Fair share? Bro, you owe them RENT. BACK PAY. DAMAGES. AND INTEREST.
America didn’t just “intervene” in the Middle East — it blew a crater in half the region and walked away like a drunk arsonist bragging about the flames.
And the fallout didn’t land on U.S. soil.
It landed squarely on Europe.
For over 22 years, America ran its little geopolitical entitlement tour — for Israel’s interests, for corporate contracts, for resource control — and turned entire nations into refugee factories. And who caught those human shockwaves?
Europe. Not America.
The “world police” bailed the moment cleanup time arrived, and the EU got stuck doing the dishes for a party they didn’t even attend.

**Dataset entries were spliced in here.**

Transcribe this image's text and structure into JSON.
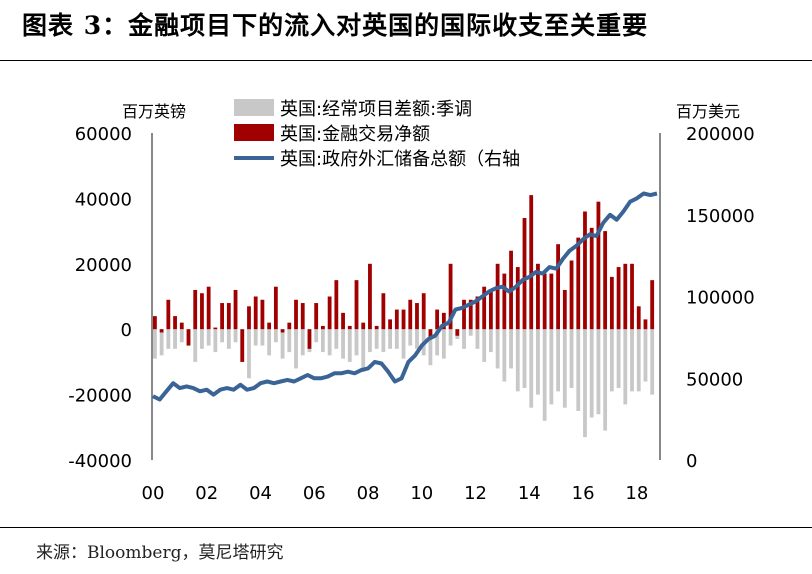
{
  "header": {
    "title": "图表 3：金融项目下的流入对英国的国际收支至关重要"
  },
  "footer": {
    "source": "来源：Bloomberg，莫尼塔研究"
  },
  "colors": {
    "current_account": "#c8c8c8",
    "financial_account": "#a00000",
    "reserves": "#3b6496",
    "axis": "#555555"
  },
  "chart_data": {
    "type": "bar",
    "title": "",
    "left_axis_label": "百万英镑",
    "right_axis_label": "百万美元",
    "ylim_left": [
      -40000,
      60000
    ],
    "ylim_right": [
      0,
      200000
    ],
    "left_ticks": [
      "60000",
      "40000",
      "20000",
      "0",
      "-20000",
      "-40000"
    ],
    "right_ticks": [
      "200000",
      "150000",
      "100000",
      "50000",
      "0"
    ],
    "x_tick_labels": [
      "00",
      "02",
      "04",
      "06",
      "08",
      "10",
      "12",
      "14",
      "16",
      "18"
    ],
    "x_range": [
      2000.0,
      2018.75
    ],
    "legend": "top-left",
    "series": [
      {
        "name": "英国:经常项目差额:季调",
        "type": "bar",
        "axis": "left",
        "x": [
          2000.0,
          2000.25,
          2000.5,
          2000.75,
          2001.0,
          2001.25,
          2001.5,
          2001.75,
          2002.0,
          2002.25,
          2002.5,
          2002.75,
          2003.0,
          2003.25,
          2003.5,
          2003.75,
          2004.0,
          2004.25,
          2004.5,
          2004.75,
          2005.0,
          2005.25,
          2005.5,
          2005.75,
          2006.0,
          2006.25,
          2006.5,
          2006.75,
          2007.0,
          2007.25,
          2007.5,
          2007.75,
          2008.0,
          2008.25,
          2008.5,
          2008.75,
          2009.0,
          2009.25,
          2009.5,
          2009.75,
          2010.0,
          2010.25,
          2010.5,
          2010.75,
          2011.0,
          2011.25,
          2011.5,
          2011.75,
          2012.0,
          2012.25,
          2012.5,
          2012.75,
          2013.0,
          2013.25,
          2013.5,
          2013.75,
          2014.0,
          2014.25,
          2014.5,
          2014.75,
          2015.0,
          2015.25,
          2015.5,
          2015.75,
          2016.0,
          2016.25,
          2016.5,
          2016.75,
          2017.0,
          2017.25,
          2017.5,
          2017.75,
          2018.0,
          2018.25,
          2018.5
        ],
        "values": [
          -9000,
          -8000,
          -6000,
          -6000,
          -4000,
          -5000,
          -10000,
          -6000,
          -5000,
          -7000,
          -4000,
          -6000,
          -4000,
          -10000,
          -15000,
          -5000,
          -5000,
          -8000,
          -4000,
          -9000,
          -7000,
          -12000,
          -8000,
          -7000,
          -4000,
          -7000,
          -8000,
          -6000,
          -9000,
          -10000,
          -8000,
          -13000,
          -7000,
          -6000,
          -7000,
          -6000,
          -6000,
          -9000,
          -5000,
          -6000,
          -8000,
          -11000,
          -8000,
          -9000,
          -5000,
          -3000,
          -6000,
          -2000,
          -6000,
          -10000,
          -7000,
          -12000,
          -16000,
          -12000,
          -19000,
          -18000,
          -24000,
          -20000,
          -28000,
          -23000,
          -19000,
          -24000,
          -18000,
          -25000,
          -33000,
          -27000,
          -26000,
          -31000,
          -19000,
          -18000,
          -23000,
          -19000,
          -19000,
          -16000,
          -20000
        ]
      },
      {
        "name": "英国:金融交易净额",
        "type": "bar",
        "axis": "left",
        "x": [
          2000.0,
          2000.25,
          2000.5,
          2000.75,
          2001.0,
          2001.25,
          2001.5,
          2001.75,
          2002.0,
          2002.25,
          2002.5,
          2002.75,
          2003.0,
          2003.25,
          2003.5,
          2003.75,
          2004.0,
          2004.25,
          2004.5,
          2004.75,
          2005.0,
          2005.25,
          2005.5,
          2005.75,
          2006.0,
          2006.25,
          2006.5,
          2006.75,
          2007.0,
          2007.25,
          2007.5,
          2007.75,
          2008.0,
          2008.25,
          2008.5,
          2008.75,
          2009.0,
          2009.25,
          2009.5,
          2009.75,
          2010.0,
          2010.25,
          2010.5,
          2010.75,
          2011.0,
          2011.25,
          2011.5,
          2011.75,
          2012.0,
          2012.25,
          2012.5,
          2012.75,
          2013.0,
          2013.25,
          2013.5,
          2013.75,
          2014.0,
          2014.25,
          2014.5,
          2014.75,
          2015.0,
          2015.25,
          2015.5,
          2015.75,
          2016.0,
          2016.25,
          2016.5,
          2016.75,
          2017.0,
          2017.25,
          2017.5,
          2017.75,
          2018.0,
          2018.25,
          2018.5
        ],
        "values": [
          4000,
          -1000,
          9000,
          4000,
          2000,
          -5000,
          12000,
          11000,
          13000,
          500,
          8000,
          8000,
          12000,
          -10000,
          7000,
          10000,
          9000,
          2000,
          13000,
          -1000,
          2000,
          9000,
          8000,
          -6000,
          8000,
          1000,
          10000,
          15000,
          5000,
          1000,
          15000,
          2000,
          20000,
          1000,
          11000,
          3000,
          6000,
          6000,
          9000,
          8000,
          11000,
          -3000,
          6000,
          5000,
          20000,
          -2000,
          9000,
          9000,
          10000,
          13000,
          12000,
          20000,
          17000,
          24000,
          19000,
          34000,
          41000,
          20000,
          17000,
          17000,
          26000,
          12000,
          21000,
          28000,
          36000,
          31000,
          39000,
          30000,
          16000,
          19000,
          20000,
          20000,
          7000,
          3000,
          15000
        ]
      },
      {
        "name": "英国:政府外汇储备总额（右轴",
        "type": "line",
        "axis": "right",
        "x": [
          2000.0,
          2000.25,
          2000.5,
          2000.75,
          2001.0,
          2001.25,
          2001.5,
          2001.75,
          2002.0,
          2002.25,
          2002.5,
          2002.75,
          2003.0,
          2003.25,
          2003.5,
          2003.75,
          2004.0,
          2004.25,
          2004.5,
          2004.75,
          2005.0,
          2005.25,
          2005.5,
          2005.75,
          2006.0,
          2006.25,
          2006.5,
          2006.75,
          2007.0,
          2007.25,
          2007.5,
          2007.75,
          2008.0,
          2008.25,
          2008.5,
          2008.75,
          2009.0,
          2009.25,
          2009.5,
          2009.75,
          2010.0,
          2010.25,
          2010.5,
          2010.75,
          2011.0,
          2011.25,
          2011.5,
          2011.75,
          2012.0,
          2012.25,
          2012.5,
          2012.75,
          2013.0,
          2013.25,
          2013.5,
          2013.75,
          2014.0,
          2014.25,
          2014.5,
          2014.75,
          2015.0,
          2015.25,
          2015.5,
          2015.75,
          2016.0,
          2016.25,
          2016.5,
          2016.75,
          2017.0,
          2017.25,
          2017.5,
          2017.75,
          2018.0,
          2018.25,
          2018.5,
          2018.75
        ],
        "values": [
          39000,
          37000,
          42000,
          47000,
          44000,
          45000,
          44000,
          42000,
          43000,
          40000,
          43000,
          44000,
          43000,
          46000,
          43000,
          44000,
          47000,
          48000,
          47000,
          48000,
          49000,
          48000,
          50000,
          52000,
          50000,
          50000,
          51000,
          53000,
          53000,
          54000,
          53000,
          55000,
          56000,
          60000,
          59000,
          54000,
          48000,
          50000,
          60000,
          64000,
          70000,
          74000,
          76000,
          82000,
          84000,
          92000,
          93000,
          95000,
          97000,
          100000,
          103000,
          105000,
          106000,
          103000,
          106000,
          110000,
          112000,
          115000,
          114000,
          118000,
          117000,
          123000,
          128000,
          131000,
          135000,
          138000,
          137000,
          145000,
          150000,
          147000,
          152000,
          158000,
          160000,
          163000,
          162000,
          163000
        ]
      }
    ]
  }
}
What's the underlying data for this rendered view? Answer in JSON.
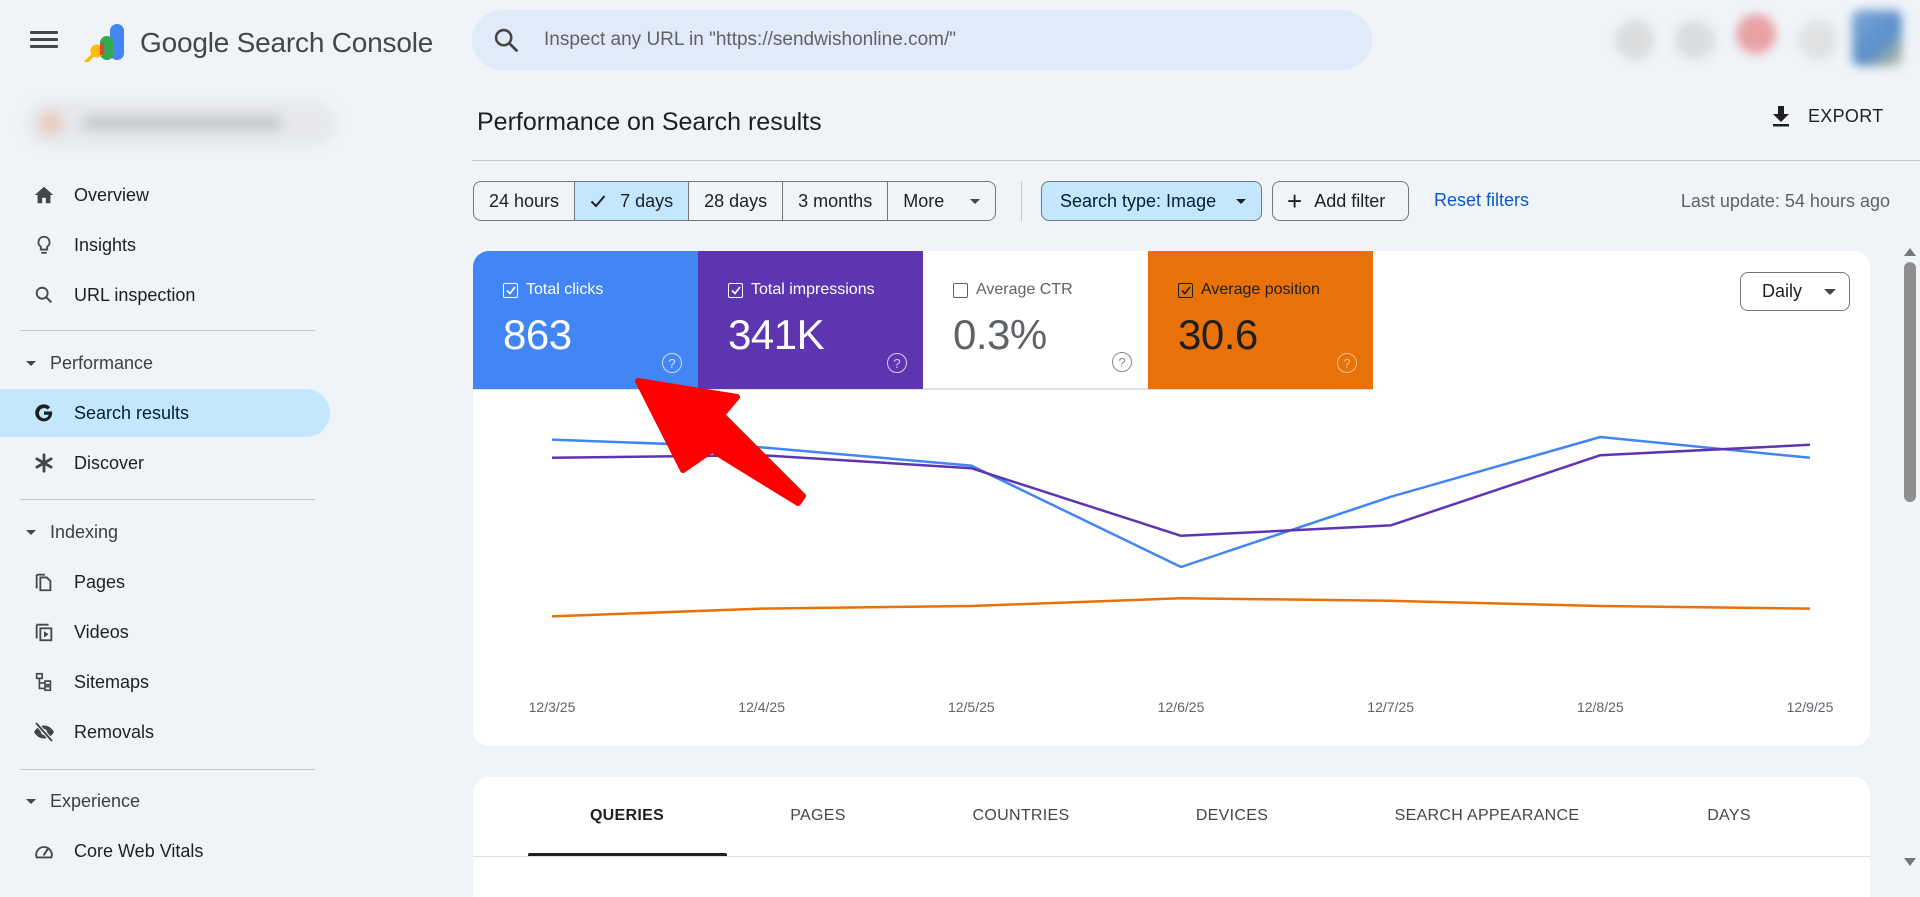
{
  "header": {
    "app_title": "Google Search Console",
    "search_placeholder": "Inspect any URL in \"https://sendwishonline.com/\""
  },
  "sidebar": {
    "property_name": "",
    "top_items": [
      {
        "label": "Overview",
        "icon": "home-icon"
      },
      {
        "label": "Insights",
        "icon": "lightbulb-icon"
      },
      {
        "label": "URL inspection",
        "icon": "search-icon"
      }
    ],
    "sections": [
      {
        "label": "Performance",
        "items": [
          {
            "label": "Search results",
            "icon": "google-g-icon",
            "active": true
          },
          {
            "label": "Discover",
            "icon": "asterisk-icon"
          }
        ]
      },
      {
        "label": "Indexing",
        "items": [
          {
            "label": "Pages",
            "icon": "pages-icon"
          },
          {
            "label": "Videos",
            "icon": "video-icon"
          },
          {
            "label": "Sitemaps",
            "icon": "sitemap-icon"
          },
          {
            "label": "Removals",
            "icon": "eye-off-icon"
          }
        ]
      },
      {
        "label": "Experience",
        "items": [
          {
            "label": "Core Web Vitals",
            "icon": "gauge-icon"
          }
        ]
      }
    ]
  },
  "main": {
    "page_title": "Performance on Search results",
    "export_label": "EXPORT",
    "date_ranges": [
      {
        "label": "24 hours",
        "active": false
      },
      {
        "label": "7 days",
        "active": true
      },
      {
        "label": "28 days",
        "active": false
      },
      {
        "label": "3 months",
        "active": false
      },
      {
        "label": "More",
        "active": false
      }
    ],
    "search_type_chip": "Search type: Image",
    "add_filter_label": "Add filter",
    "reset_filters_label": "Reset filters",
    "last_update": "Last update: 54 hours ago",
    "metrics": [
      {
        "label": "Total clicks",
        "value": "863",
        "checked": true,
        "color": "#4285f4"
      },
      {
        "label": "Total impressions",
        "value": "341K",
        "checked": true,
        "color": "#5e35b1"
      },
      {
        "label": "Average CTR",
        "value": "0.3%",
        "checked": false,
        "color": "#ffffff"
      },
      {
        "label": "Average position",
        "value": "30.6",
        "checked": true,
        "color": "#e8710a"
      }
    ],
    "granularity": "Daily",
    "tabs": [
      "QUERIES",
      "PAGES",
      "COUNTRIES",
      "DEVICES",
      "SEARCH APPEARANCE",
      "DAYS"
    ],
    "active_tab": "QUERIES"
  },
  "chart_data": {
    "type": "line",
    "title": "",
    "xlabel": "",
    "ylabel": "",
    "categories": [
      "12/3/25",
      "12/4/25",
      "12/5/25",
      "12/6/25",
      "12/7/25",
      "12/8/25",
      "12/9/25"
    ],
    "series": [
      {
        "name": "Total clicks",
        "color": "#4285f4",
        "relative_values": [
          0.89,
          0.86,
          0.79,
          0.4,
          0.67,
          0.9,
          0.82
        ]
      },
      {
        "name": "Total impressions",
        "color": "#5e35b1",
        "relative_values": [
          0.82,
          0.83,
          0.78,
          0.52,
          0.56,
          0.83,
          0.87
        ]
      },
      {
        "name": "Average position",
        "color": "#e8710a",
        "relative_values": [
          0.21,
          0.24,
          0.25,
          0.28,
          0.27,
          0.25,
          0.24
        ]
      }
    ],
    "axis_note": "Y axes hidden; values are relative heights within plot area",
    "grid": false,
    "legend_position": "metric cards above chart"
  },
  "annotation": {
    "type": "red-arrow",
    "color": "#ff0000",
    "points_to": "Total clicks card"
  }
}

Angela Merkel — drowning in Germany’s historical guilt like it’s a national religion — opened the doors wide. Germany ate the cost, the burden, and the backlash. The EU swallowed millions of displaced people because America lit the match and skipped off like it wasn’t their problem.
And then here comes Trump — the mascot of ignorance in a cheap tie — stomping into NATO like a toddler at a parent-teacher conference, demanding everyone “pay their fair share.”
Fair share? Bro, you owe them RENT. BACK PAY. DAMAGES. AND INTEREST.
What the EU should have said — what they earned the right to say — is this:
“Absolutely. We’ll pay our NATO share.
Now come collect your ten million migrants that YOUR foreign policy created.
We’ve fed them, housed them, schooled them, protected them — because you sure as hell didn’t.”
Imagine dropping that truth bomb on the table.
Trump’s spray tan would’ve evaporated on impact.
Europe spent the past decade absorbing the consequences of our chaos while America sat behind the safety of two oceans giving lectures. The EU handled the humanitarian fallout, the economic cost, the political uproar, the terror attacks, the integration battles — all born from U.S. decisions, U.S. invasions, and U.S. hubris.
If Europe had even one ounce of American-style petty, they would’ve loaded charter planes full of displaced families and landed them at O’Hare, JFK, LAX, and Miami International with a note that said:
“Your move, big guy.”
But no — Europe stayed classy. They stayed calm. They stayed professional.
Meanwhile, America behaved like the world’s rich cousin who destroys your house, refuses to help pay for repairs, then complains about your furniture.
So yes — that clapback should’ve happened.
The EU deserved to say it.
The situation demanded that level of pettiness.
And the truth?
If the world had any justice, every migrant Europe absorbed would be standing in line for entry to the country that caused their displacement. Period.